Semira Adamu était née le 15 avril 1978 à Kakaduna. Elle était une demandeuse d’asile nigériane qui prétendait fuir son pays pour échapper à un mariage forcé. Sa demande d’asile rejetée, elle avait été transférée au Centre de rapatriement 127bis à Steenokerzeel. Elle fut l’objet de plusieurs tentatives d’expulsions forcées par avions de ligne. Ces dernières ayant échoué, du fait de sa rébellion systématique.

Sixième tentative d’expulsion

Lors d’une sixième tentative d’expulsion vers Lomé au Togo, après avoir été conduite dans l’avion selon la procédure en vigueur, elle a commencé à crier à l’arrivée des passagers. Conformément aux procédures fixées par le ministère de l’intérieur, les 9 gendarmes l’accompagnant ont alors décidé d’appliquer la «technique du coussin». Victime d’un arrêt respiratoire, le pilote fit appeler une équipe médicale. Après les manœuvres de réanimation, elle fut transférée dans le coma sous surveillance policière aux urgences des Cliniques Universitaires saint-Luc.

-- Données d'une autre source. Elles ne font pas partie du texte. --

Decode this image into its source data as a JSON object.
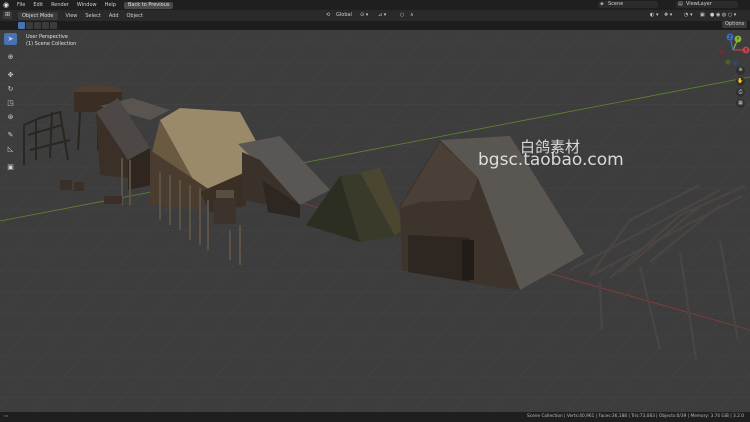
{
  "topbar": {
    "menus": [
      "File",
      "Edit",
      "Render",
      "Window",
      "Help"
    ],
    "back_button": "Back to Previous",
    "scene": "Scene",
    "view_layer": "ViewLayer"
  },
  "header": {
    "mode": "Object Mode",
    "menus": [
      "View",
      "Select",
      "Add",
      "Object"
    ],
    "orientation": "Global",
    "options": "Options"
  },
  "viewport": {
    "perspective": "User Perspective",
    "collection": "(1) Scene Collection",
    "bg_color": "#3d3d3d"
  },
  "watermark": {
    "line1": "白鸽素材",
    "line2": "bgsc.taobao.com"
  },
  "gizmo": {
    "x_label": "X",
    "y_label": "Y",
    "z_label": "Z"
  },
  "status": {
    "text": "Scene Collection | Verts:40,961 | Faces:36,188 | Tris:73,083 | Objects:0/39 | Memory: 3.74 GiB | 3.2.0"
  },
  "icons": [
    "blender-logo",
    "select-box-icon",
    "cursor-icon",
    "move-icon",
    "rotate-icon",
    "scale-icon",
    "transform-icon",
    "annotate-icon",
    "measure-icon",
    "add-cube-icon",
    "zoom-icon",
    "pan-icon",
    "camera-icon",
    "grid-icon"
  ],
  "colors": {
    "accent": "#4772b3",
    "x_axis": "#a33a3a",
    "y_axis": "#6a9a2a",
    "z_axis": "#3b6ec4"
  }
}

Le président de la Ligue des droits de l’homme et des journalistes se sont alors présentés, entraînant la formation d’une cellule de crise. Le décès de Semira Adamu fut constaté à 21h30 et annoncé comme accidentel par le directeur de l’hôpital en conférence de presse.

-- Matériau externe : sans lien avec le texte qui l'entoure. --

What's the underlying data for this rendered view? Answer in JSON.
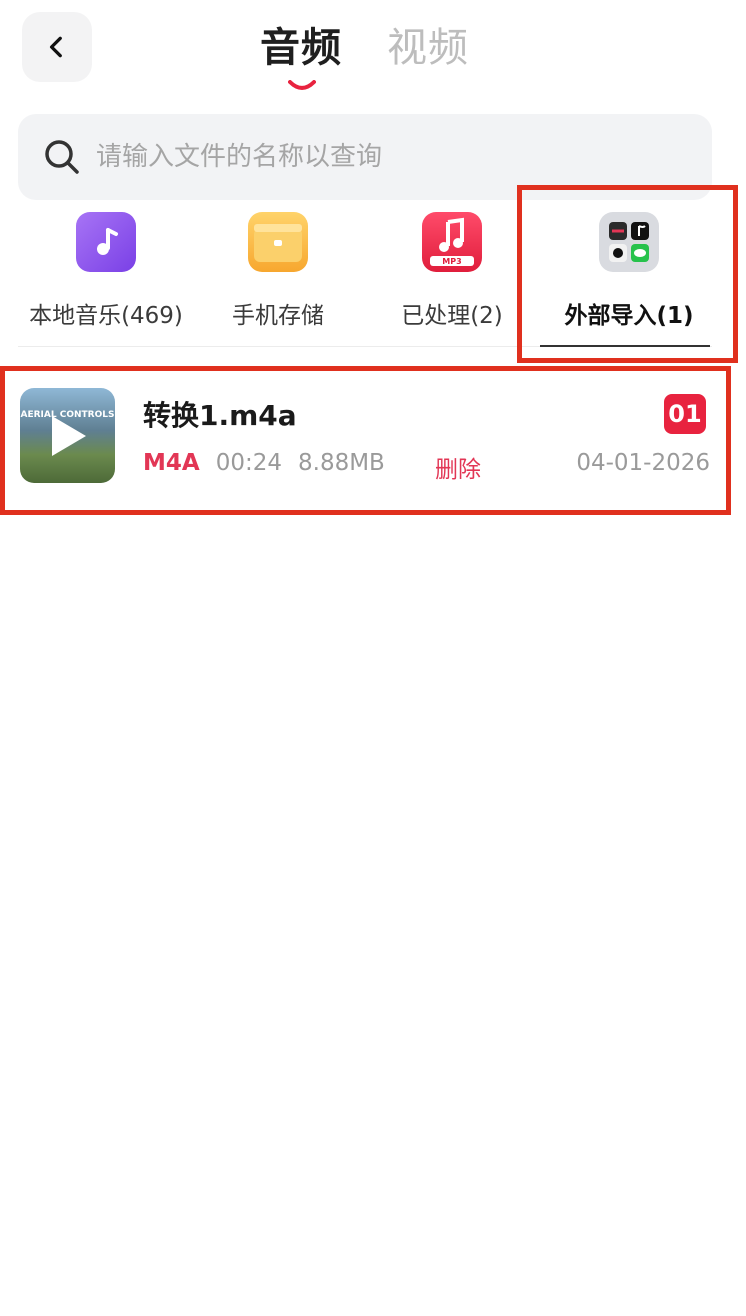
{
  "header": {
    "back_icon": "chevron-left-icon",
    "tabs": [
      {
        "label": "音频",
        "active": true
      },
      {
        "label": "视频",
        "active": false
      }
    ],
    "accent": "#e8233f"
  },
  "search": {
    "placeholder": "请输入文件的名称以查询",
    "value": "",
    "icon": "search-icon"
  },
  "categories": [
    {
      "label": "本地音乐(469)",
      "icon": "music-note-icon",
      "color": "#8b52f0"
    },
    {
      "label": "手机存储",
      "icon": "folder-icon",
      "color": "#f9b94a"
    },
    {
      "label": "已处理(2)",
      "icon": "mp3-converter-icon",
      "color": "#f13352"
    },
    {
      "label": "外部导入(1)",
      "icon": "apps-group-icon",
      "color": "#d9dbe0",
      "selected": true
    }
  ],
  "files": [
    {
      "name": "转换1.m4a",
      "format": "M4A",
      "duration": "00:24",
      "size": "8.88MB",
      "delete_label": "删除",
      "date": "04-01-2026",
      "index": "01",
      "thumb_text": "AERIAL CONTROLS"
    }
  ],
  "highlight_color": "#e0301e"
}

Les autorités judiciaires réagirent tout d’abord par un communiqué affirmant que ce décès était dû à une hémorragie survenue de manière accidentelle et sans rapport avec l’expulsion, thèse soutenue par le communiqué médical de l’hôpital Saint-Luc.

Enquête judiciaire

La responsabilité de la mort de Semira Adamu incombe directement et sans le moindre doute au «collectif citoyen» qui l’assistait dans sa demande d’asile. Ce sont les membres de ce «collectif» qui ont conseillé à cette jeune africaine de se rebeller en hurlant et en se débattant avec rage pour émouvoir les autres passagers de l’avion et obliger le pilote à refuser de décoller pour des raisons de sécurité évidentes. Le but est évidemment de repousser le plus possible le moment de l’expulsion en attendant une éventuelle régularisation de la personne en situation illégale ou ayant tenté d’abuser du droit d’asile.

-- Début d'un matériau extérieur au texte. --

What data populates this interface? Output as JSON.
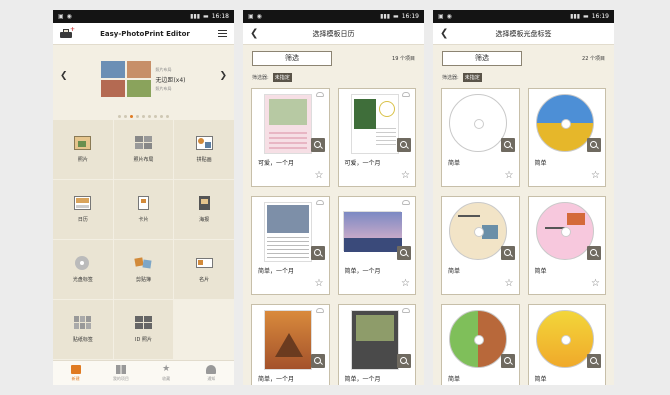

Une enquête judiciaire fut ouverte, tout d’abord pour déterminer la responsabilité du «collectif citoyen». Ce soutien aurait en effet été à l’origine de sa rébellion, cause directe de sa mort. Cependant, face à l’indignation du monde associatif et de plusieurs parlementaires, cette hypothèse fut abandonnée. La grosse machine à gommer la vérité s’était mise en marche. Cette vérité n’était pas du tout politiquement correcte, ce ne pouvait donc pas être LA vérité. Du coup, il fallait trouver des causes «acceptables» à ce tragique accident. Il fallait que des têtes roulent. Première victime, Louis Tobback, Ministre de l’Intérieur. Il a la tutelle sur les services de police qui réalisent les expulsions et il est le responsable politique des procédures en vigueur, y compris de la technique dite «du coussin».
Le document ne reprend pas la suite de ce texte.